L’analisi comparata mostra come altri ordinamenti abbiano affrontato la questione. In Francia, le destinazioni conformative sono integrate da strumenti di perequazione urbanistica che redistribuiscono i sacrifici tra più proprietari[9]. In Germania, la Bauleitplanung prevede meccanismi di compensazione interproprietaria che evitano squilibri eccessivi[10]. Questi esempi mostrano come sia possibile garantire stabilità alla pianificazione senza sacrificare oltre misura le posizioni individuali.
6. Conclusioni
La sentenza n. 5538/2025 rappresenta un ulteriore tassello di un orientamento ormai consolidato, che qualifica come conformativi i vincoli urbanistici relativi a standard pubblici. Tale interpretazione garantisce certezza alla pianificazione e riduce i costi per le amministrazioni.
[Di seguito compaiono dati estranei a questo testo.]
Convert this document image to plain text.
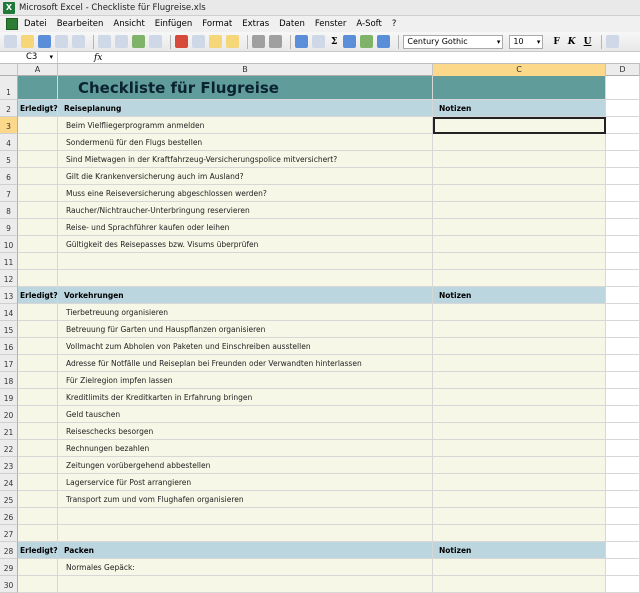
X Microsoft Excel - Checkliste für Flugreise.xls
Datei Bearbeiten Ansicht Einfügen Format Extras Daten Fenster A-Soft ?
Σ	Century Gothic	▾	10 ▾ F K U
C3 ▾	fx
A	B	C	D
1	Checkliste für Flugreise
2	Erledigt? Reiseplanung	Notizen
3	Beim Vielfliegerprogramm anmelden
4	Sondermenü für den Flugs bestellen
5	Sind Mietwagen in der Kraftfahrzeug-Versicherungspolice mitversichert?
6	Gilt die Krankenversicherung auch im Ausland?
7	Muss eine Reiseversicherung abgeschlossen werden?
8	Raucher/Nichtraucher-Unterbringung reservieren
9	Reise- und Sprachführer kaufen oder leihen
10	Gültigkeit des Reisepasses bzw. Visums überprüfen
11
12
13 Erledigt? Vorkehrungen	Notizen
14	Tierbetreuung organisieren
15	Betreuung für Garten und Hauspflanzen organisieren
16	Vollmacht zum Abholen von Paketen und Einschreiben ausstellen
17	Adresse für Notfälle und Reiseplan bei Freunden oder Verwandten hinterlassen
18	Für Zielregion impfen lassen
19	Kreditlimits der Kreditkarten in Erfahrung bringen
20	Geld tauschen
21	Reiseschecks besorgen
22	Rechnungen bezahlen
23	Zeitungen vorübergehend abbestellen
24	Lagerservice für Post arrangieren
25	Transport zum und vom Flughafen organisieren
26
27
28 Erledigt? Packen	Notizen
29	Normales Gepäck:
30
Tuttavia, il nodo della proporzionalità rimane aperto: la compressione delle facoltà dominicali, pur senza ablazione, può equivalere a una forma di espropriazione sostanziale. È qui che si gioca la sfida futura del diritto urbanistico italiano: rafforzare gli strumenti di perequazione e compensazione per rendere equo il bilanciamento tra esigenze collettive e diritti individuali.
La sentenza va dunque letta non come un punto di arrivo, ma come uno stimolo per rafforzare la riflessione dottrinale e legislativa sul futuro della pianificazione, affinché il principio della funzione sociale della proprietà sia attuato senza degenerare in un sacrificio sproporzionato a carico del singolo.
1. Cons. Stato, Sez. IV, 25 giugno 2025, n. 5538.
2. Corte cost., 27 dicembre 1984, n. 179.
3. Cons. Stato, Sez. IV, 12 gennaio 2022, n. 208.
4. Corte cost., 20 maggio 1968, n. 55.
5. Cons. Stato, Sez. IV, 14 luglio 2016, n. 3160.
6. Cons. Stato, Ad. plen., 9 giugno 2020, n. 11.
7. MORBIDELLI, G., Diritto urbanistico, Bologna, Il Mulino, 2023.
8. SANDULLI, M.A., Vincoli conformativi ed espropriativi nella pianificazione urbanistica, in Riv. giur. urb., 2022, 157 ss.
9. POLICE A., La funzione sociale della proprietà tra Costituzione e pianificazione territoriale, in Giur. cost., 2021, 421 ss.
10. SCHRÖER, H., Stadtplanung und Eigentumsschutz im deutschen Bauplanungsrecht, Berlin, Springer, 2019.